Difficulty: Medium. The indiviual steps are easy, but there are a lot of them.
- 1/2 pound steak (I used chuck roast, it’s cheap to begin with and cheaper on manager’s special)
- 1 lemon
- 2 tablespoons soy sauce
- 3 tablespoons white sugar
- 3 garlic cloves, minced
- 1 loaf french bread (I like to get the ‘takenbake’ kind. It’s half-baked in store and you finish it at home)
- 3 large carrots
- 1/2 cup white vinegar
- 1 medium cucumber
- 1 bunch cilantro
- 1/4 cup mayonnaise
- 1 tablespoon red pepper flakes (or more or less to taste)
- Marinate the steak. Slice the steak as thin as you can, against the grain. Place in a bowl. Slice the lemon into quarters, and then squeeze into the bowl with the steak. Place the lemon rind in with the steak as well, then add the soy sauce, sugar, and garlic. Marinate for an hour or so.
- Bake the bread. Bake the bread according to the directions on the package.
- Quick pickle the carrots. Slice the carrots as described above. Place the vinegar and sliced carrots in a pan, and place over high heat. Boil for about 5 minutes, or until kind of soft. Let cool. Make sure that your kitchen is well-ventilated when you do this.
- Slice the cucumber. Slice the cucumber as thin as you can.

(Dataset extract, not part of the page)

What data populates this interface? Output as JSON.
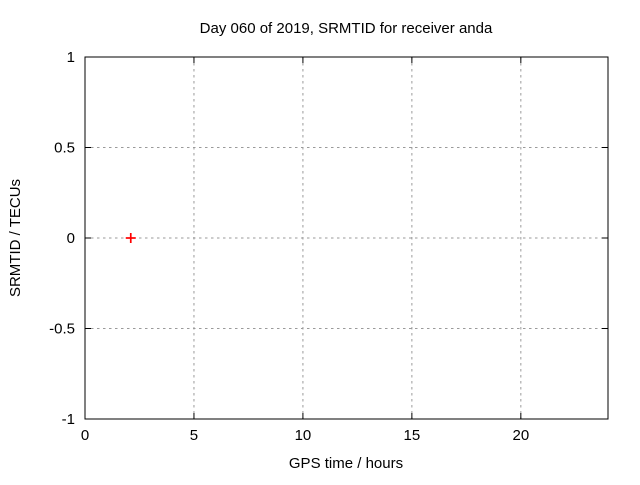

- Make the mayonnaise. Mix the mayonnaise and red pepper flakes.
- Cook the beef. Heat a pan over medium-high heat. Add a teaspoon of oil, and once the oil starts to shimmer, and add the beef. Cook for about 6/7 minutes, or until cooked thoroughly.
- Assemble the sandwich. Slice the bread lengthwise. Spread the mayonnaise on the bread, add the cucumber, beef, and carrots. Add the cilantro, and serve and enjoy!